Predicting Ovarian Malignancy: Application of Artificial Neural Networks to Transvaginal and Color Doppler Flow US

Abstract
PURPOSE:To compare the performance of artificial neural networks (ANNs) with that of multiple logistic regression (MLR) models for predicting ovarian malignancy in patients with adnexal masses by using transvaginal B-mode and color Doppler flow ultrasonography (US). MATERIALS AND METHODS: A total of 226 adnexal masses were examined before surgery: Fifty-one were malignant and 175 were benign. The data were divided into training and testing subsets by using a "leave n out method." The training subsets were used to compute the optimum MLR equations and to train the ANNs. The cross-validation subsets were used to estimate the performance of each of the two models in predicting ovarian malignancy.
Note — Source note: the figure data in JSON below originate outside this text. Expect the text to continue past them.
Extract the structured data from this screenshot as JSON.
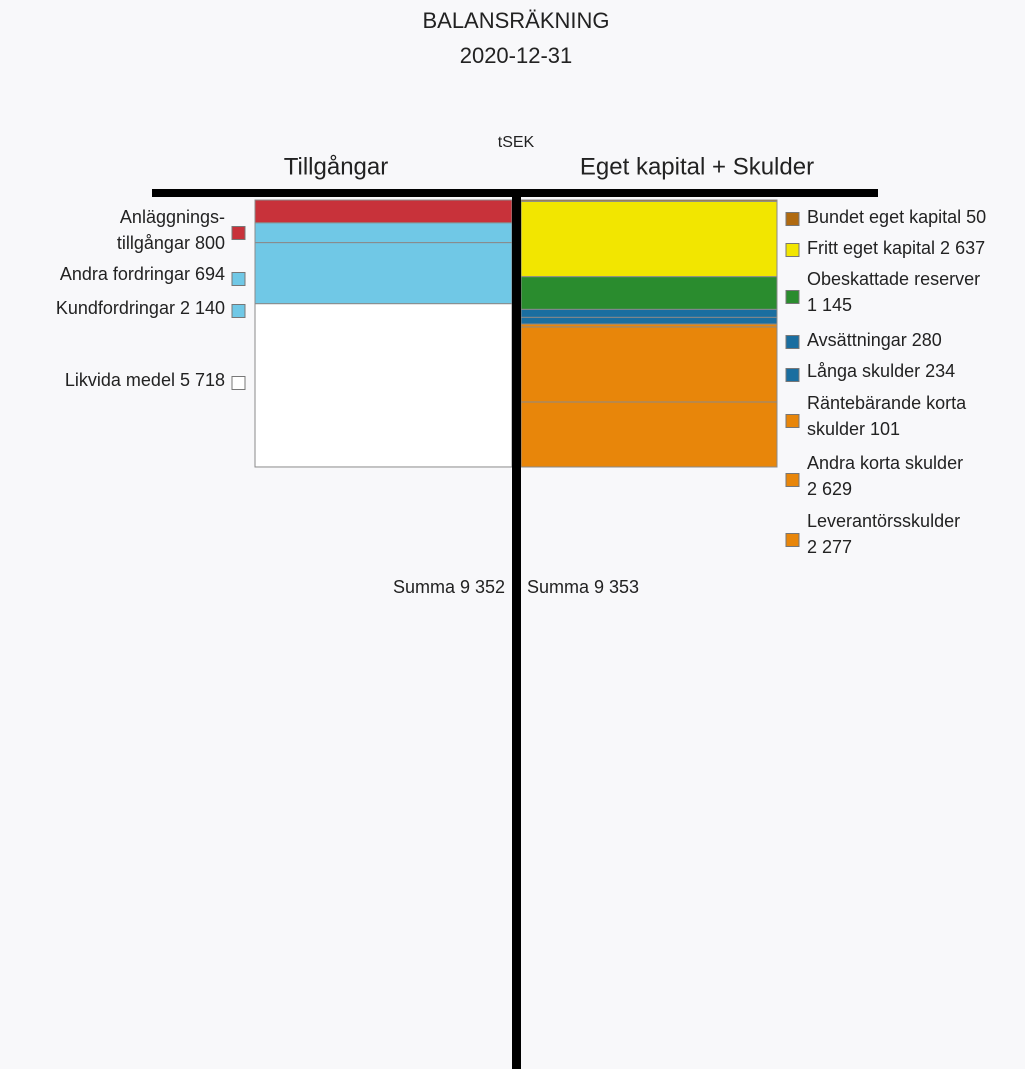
{
  "chart_data": {
    "type": "balance",
    "title": "BALANSRÄKNING",
    "subtitle": "2020-12-31",
    "unit": "tSEK",
    "left": {
      "heading": "Tillgångar",
      "total": 9352,
      "total_label": "Summa 9 352",
      "items": [
        {
          "label": [
            "Anläggnings-",
            "tillgångar  800"
          ],
          "value": 800,
          "color": "#c8323a"
        },
        {
          "label": [
            "Andra fordringar 694"
          ],
          "value": 694,
          "color": "#70c8e6"
        },
        {
          "label": [
            "Kundfordringar 2 140"
          ],
          "value": 2140,
          "color": "#70c8e6"
        },
        {
          "label": [
            "Likvida medel 5 718"
          ],
          "value": 5718,
          "color": "#ffffff"
        }
      ]
    },
    "right": {
      "heading": "Eget kapital + Skulder",
      "total": 9353,
      "total_label": "Summa 9 353",
      "items": [
        {
          "label": [
            "Bundet eget kapital 50"
          ],
          "value": 50,
          "color": "#b06a10"
        },
        {
          "label": [
            "Fritt eget kapital 2 637"
          ],
          "value": 2637,
          "color": "#f2e600"
        },
        {
          "label": [
            "Obeskattade reserver",
            "1 145"
          ],
          "value": 1145,
          "color": "#2a8c2e"
        },
        {
          "label": [
            "Avsättningar 280"
          ],
          "value": 280,
          "color": "#1a6ea0"
        },
        {
          "label": [
            "Långa skulder 234"
          ],
          "value": 234,
          "color": "#1a6ea0"
        },
        {
          "label": [
            "Räntebärande korta",
            "skulder 101"
          ],
          "value": 101,
          "color": "#e8860a"
        },
        {
          "label": [
            "Andra korta skulder",
            "2 629"
          ],
          "value": 2629,
          "color": "#e8860a"
        },
        {
          "label": [
            "Leverantörsskulder",
            "2 277"
          ],
          "value": 2277,
          "color": "#e8860a"
        }
      ]
    }
  }
}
RESULTS: At testing, three-layer back-propagation networks, based on the same input variables selected by using MLR tie, women's ages, papillary projections, random echogenicity, peak systolic velocity, and resistance index), had a significantly higher sensitivity than did MLR (96% vs 84%; McNemar test, P =.04). The Brier scores for ANNs were significantly lower than those calculated for MLR (Student t test for paired samples, P =.004). CONCLUSION: ANNs might have potential for categorizing adnexal masses as either malignant or benign on the basis of multiple variables related to demographic and US features.